Ли Ляньхуа перевёл дух.
— Таким образом плод акации оказался в кармане барышни Фэн. Но хотя всем известно, что глава союза обожает свою дочь, довольно странно, чтобы отец дарил родной дочери символ любовной тоски. Однако…
О том, что отец подарил родной дочери плод акации, он говорил рассеянно, последнее же слово произнёс отчётливо. Многие едва не пришли в ярость, но всё же решили сначала выслушать, а потом уже злиться.
— Однако… в стручке акации должно быть несколько плодов, почему же в кармане у барышни Фэн оказался только один? — Он пожал плечами. — Где остальные? Не забывайте, что это не только символ любовной тоски, но и сильный яд — и куда же подевалась эта отрава?
— Что… что означают ваши слова? — нахмурился Бай Цяньли. — Хотите сказать, шимэй… неужели шимэй использовала их, чтобы кого-то убить? Пусть она и капризная по молодости, но не стала бы вредить людям.
— Это всего лишь вопрос, — покачал головой Ли Ляньхуа. — Оказавшись во владениях “Ваньшэндао”, я удостоился доверия и услышал две истории. Первая из них — что жена главы союза скончалась вскоре после рождения дочери, и с тех пор он больше не женился, барышня Фэн очень похожа на мать, поэтому горячо любима отцом. Вторая — что “Яд первого ранга” Цинлян Юй под видом помощника повара проник во владения союза с намерением украсть у героя Бая меч “Шаоши”, в результате по какой-то причине барышня Фэн влюбилась в не ступавшего на светлый путь мастера ядов. Ради Цинлян Юя она похитила меч “Шаоши”, а когда он отравил Мужун Цзо, сбежала следом за ним.
Многие не знали об этом и с недоверием на лицах переглянулись.

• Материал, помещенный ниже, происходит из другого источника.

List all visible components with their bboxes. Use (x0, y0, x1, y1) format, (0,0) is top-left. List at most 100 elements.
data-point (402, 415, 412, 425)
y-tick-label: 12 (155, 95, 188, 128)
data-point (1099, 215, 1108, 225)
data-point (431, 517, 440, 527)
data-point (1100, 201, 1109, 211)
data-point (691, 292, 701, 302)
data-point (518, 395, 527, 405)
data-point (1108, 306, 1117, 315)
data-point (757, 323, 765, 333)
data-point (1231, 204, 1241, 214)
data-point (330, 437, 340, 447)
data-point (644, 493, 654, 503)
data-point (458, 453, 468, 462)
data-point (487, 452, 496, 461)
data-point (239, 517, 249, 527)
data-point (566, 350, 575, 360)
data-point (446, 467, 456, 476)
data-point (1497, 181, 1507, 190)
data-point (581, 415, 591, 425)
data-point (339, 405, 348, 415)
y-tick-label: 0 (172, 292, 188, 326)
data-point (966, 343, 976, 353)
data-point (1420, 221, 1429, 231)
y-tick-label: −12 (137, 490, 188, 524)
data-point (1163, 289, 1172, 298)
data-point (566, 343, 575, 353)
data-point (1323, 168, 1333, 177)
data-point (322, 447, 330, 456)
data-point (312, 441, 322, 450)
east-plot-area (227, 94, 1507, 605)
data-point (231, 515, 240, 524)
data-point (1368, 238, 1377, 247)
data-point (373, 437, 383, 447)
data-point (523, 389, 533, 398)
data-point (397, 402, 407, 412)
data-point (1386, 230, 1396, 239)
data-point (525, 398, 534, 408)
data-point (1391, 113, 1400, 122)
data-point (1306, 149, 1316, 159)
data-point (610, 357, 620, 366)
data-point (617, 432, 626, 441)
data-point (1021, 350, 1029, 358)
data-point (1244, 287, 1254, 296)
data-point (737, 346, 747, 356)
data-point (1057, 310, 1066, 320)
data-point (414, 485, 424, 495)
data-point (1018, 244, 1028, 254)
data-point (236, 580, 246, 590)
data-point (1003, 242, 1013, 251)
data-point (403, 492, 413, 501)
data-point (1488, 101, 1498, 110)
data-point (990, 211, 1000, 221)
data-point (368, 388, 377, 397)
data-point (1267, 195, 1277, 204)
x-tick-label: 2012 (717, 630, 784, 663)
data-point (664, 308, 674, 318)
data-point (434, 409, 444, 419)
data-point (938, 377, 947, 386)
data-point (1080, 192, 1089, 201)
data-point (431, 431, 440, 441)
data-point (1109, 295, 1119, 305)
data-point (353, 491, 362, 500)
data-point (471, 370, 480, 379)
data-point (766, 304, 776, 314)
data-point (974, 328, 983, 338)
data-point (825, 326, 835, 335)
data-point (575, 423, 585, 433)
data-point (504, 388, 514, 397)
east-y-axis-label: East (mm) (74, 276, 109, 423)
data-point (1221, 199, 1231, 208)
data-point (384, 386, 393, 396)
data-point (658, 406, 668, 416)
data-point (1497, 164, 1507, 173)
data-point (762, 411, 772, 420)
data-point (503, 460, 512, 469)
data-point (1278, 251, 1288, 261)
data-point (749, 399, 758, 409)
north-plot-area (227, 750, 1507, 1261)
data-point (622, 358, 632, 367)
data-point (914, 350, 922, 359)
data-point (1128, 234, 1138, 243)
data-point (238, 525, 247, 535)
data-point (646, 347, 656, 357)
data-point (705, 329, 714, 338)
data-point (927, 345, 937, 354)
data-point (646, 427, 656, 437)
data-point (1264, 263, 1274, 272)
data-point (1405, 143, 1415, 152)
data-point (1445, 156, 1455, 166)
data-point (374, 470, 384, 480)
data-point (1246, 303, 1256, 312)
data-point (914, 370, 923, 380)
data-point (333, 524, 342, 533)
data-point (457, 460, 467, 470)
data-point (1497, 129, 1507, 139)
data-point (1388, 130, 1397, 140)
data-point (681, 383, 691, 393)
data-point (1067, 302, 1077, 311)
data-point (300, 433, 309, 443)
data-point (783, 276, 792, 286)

Бай Цяньли медленно кивнул.
— И что здесь не так?
— Цинлян Юй проник в “Ваньшэндао” с намерением украсть меч “Шаоши”, это дело секретное. Юный герой Шао одарён умом и проницательностью превосходит других, ничего удивительного, что он это заметил. Но почему барышня Фэн тоже знала? — Ли Ляньхуа вздохнул. — По общим воспоминаниям, как ни крути, барышня Фэн была своенравной и неуправляемой девушкой из богатой семьи, разве могла она ни с того ни с сего влюбиться в кухонного помощника? И как Цинлян Юй мог довериться ей, раскрыть, что пришёл за мечом “Шаоши”? У них наверняка когда-то должна была состояться случайная встреча, о которой никто не знал, а что могло свести барышню Фэн и помощника с кухни? — Он посмотрел на Бай Цяньли, на Фэн Цина и медленно проговорил: — Еда.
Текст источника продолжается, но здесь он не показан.